Personal information
- Full name: Lora Webster-Bargellini
- Born: Lora Jessica Webster August 26, 1986 (age 38) Phoenix, Arizona, U.S.
- Hometown: Point Lookout, New York, U.S.
- Height: 5 ft 11 in (180 cm)

Medal record
Women's sitting volleyball
Representing United States
Paralympic Games
| Gold medal – first place | 2016 Rio | Team |
| Gold medal – first place | 2020 Tokyo | Team |
| Gold medal – first place | 2024 Paris | Team |
| Silver medal – second place | 2008 Beijing | Team |
| Silver medal – second place | 2012 London | Team |
| Bronze medal – third place | 2004 Athens | Team |
Sitting Volleyball World Championship
| Silver medal – second place | 2006 Netherlands | Team |
Sitting Volleyball Invitational
| Silver medal – second place | 2007 Shanghai, China | Team |
WOVD Intercontinental Cup
| Bronze medal – third place | 2008 Ismailia, Egypt | Team |
Euro Cup
| Gold medal – first place | 2009 Roermond, Netherlands | Team |
WOVD World Cup
| Gold medal – first place | 2010 Port Said, Egypt | Team |
Volleyball Masters
| Gold medal – first place | 2012 Leersum, Netherlands | Team |
Parapan American Games
| Gold medal – first place | 2003 Mar del Plata | Team |
| Gold medal – first place | 2019 Lima | Team |
Parapan American Zonal Championships
| Gold medal – first place | 2009 Denver, Colorado | Team |
Parapan American Championship
| Gold medal – first place | 2010 Denver, Colorado | Team |

= Lora Webster =

American Paralympic volleyball player

Lora Jessica Webster (born August 26, 1986) is an American Paralympic volleyballist.
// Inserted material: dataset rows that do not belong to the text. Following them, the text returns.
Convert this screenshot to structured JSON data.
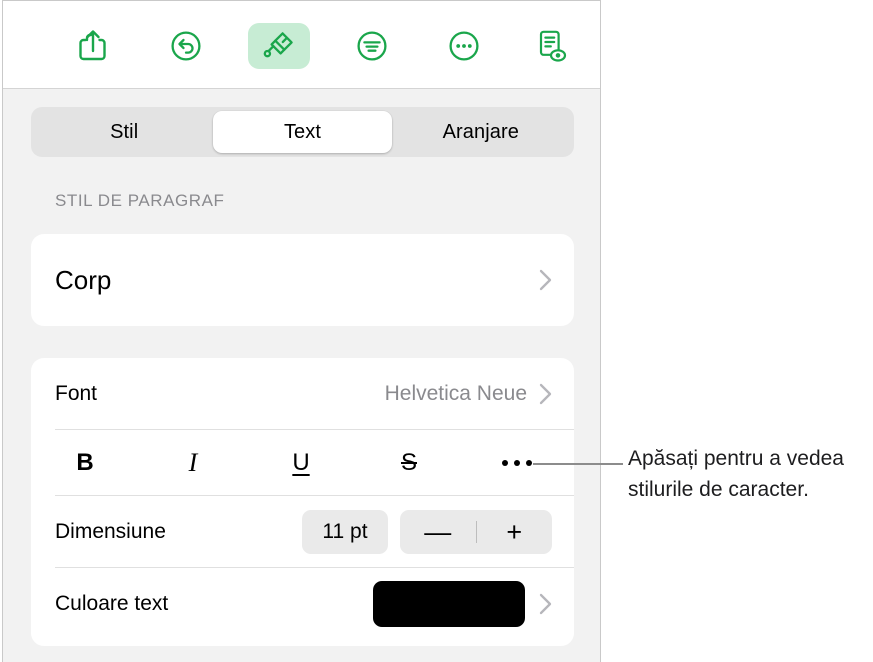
{
  "toolbar": {
    "buttons": [
      {
        "name": "share-icon",
        "label": "Partajare"
      },
      {
        "name": "undo-icon",
        "label": "Anulare"
      },
      {
        "name": "paintbrush-icon",
        "label": "Format",
        "active": true
      },
      {
        "name": "insert-icon",
        "label": "Inserare"
      },
      {
        "name": "more-icon",
        "label": "Mai multe"
      },
      {
        "name": "document-view-icon",
        "label": "Vizualizare document"
      }
    ]
  },
  "tabs": [
    {
      "label": "Stil",
      "selected": false
    },
    {
      "label": "Text",
      "selected": true
    },
    {
      "label": "Aranjare",
      "selected": false
    }
  ],
  "section": {
    "paragraph_style_header": "STIL DE PARAGRAF",
    "paragraph_style_value": "Corp"
  },
  "rows": {
    "font_label": "Font",
    "font_value": "Helvetica Neue",
    "size_label": "Dimensiune",
    "size_value": "11 pt",
    "minus_label": "—",
    "plus_label": "+",
    "color_label": "Culoare text"
  },
  "style_buttons": [
    {
      "name": "bold-button",
      "label": "B"
    },
    {
      "name": "italic-button",
      "label": "I"
    },
    {
      "name": "underline-button",
      "label": "U"
    },
    {
      "name": "strikethrough-button",
      "label": "S"
    },
    {
      "name": "more-text-styles-button",
      "label": "•••"
    }
  ],
  "callout": {
    "text": "Apăsați pentru a vedea stilurile de caracter."
  },
  "colors": {
    "accent_green": "#1aa64b",
    "accent_green_bg": "#c7ecd4",
    "panel_bg": "#f2f2f2",
    "card_bg": "#ffffff",
    "text_color_swatch": "#000000",
    "muted_text": "#8a8a8e"
  }
}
She won a 2018 Theresa Award.

==Early life==
Webster was born in Phoenix, Arizona. By the time she turned 11 she was diagnosed with osteosarcoma in her left tibia. She underwent a rotationplasty procedure to remove the cancerous bone, and lost her knee that way. In 1998 she got a prosthetic leg. In 2004, she graduated from Cactus Shadows High School in Cave Creek, Arizona with the Gene Autry Courage Award. While she was in high school she competed in track and diving at Lincoln East High School in Lincoln, Nebraska.

==Career==
In 2003, she won a gold medal in Parapan American Games and in 2004 participated in 2004 Paralympic Games, where she won a bronze medal. She won a silver medal for her participation at 2008 Paralympic Games in Beijing, China. The same year she got a bronze medal for her participation at World Organization Volleyball for Disabled where she also won an Intercontinental Cup. She also got two gold medals in 2009, one for Parapan American Zonal Championship and another for EuroCup. In 2016, she competed at the 2016 Summer Paralympics. At the 2016 Rio Games she won a gold medal. At the 2018 World ParaVolley World Championships, she won a silver medal. At the 2020 Tokyo Summer Paralympics, realized in 2021, she won a gold medal.

==Personal life==
Webster married Paul Bargellini in 2010. Together they have 2 daughters and two sons. In the February 2006 issue of Cosmopolitan magazine, she was named Cosmos first Fun Fearless Female Reader and also won a prize of $10,000. She studied broadcasting at the University of Central Oklahoma. In 2017, she graduated from Stony Brook University.

In 2019, Webster announced her candidacy for Town of Hempstead Town Council as a Democrat.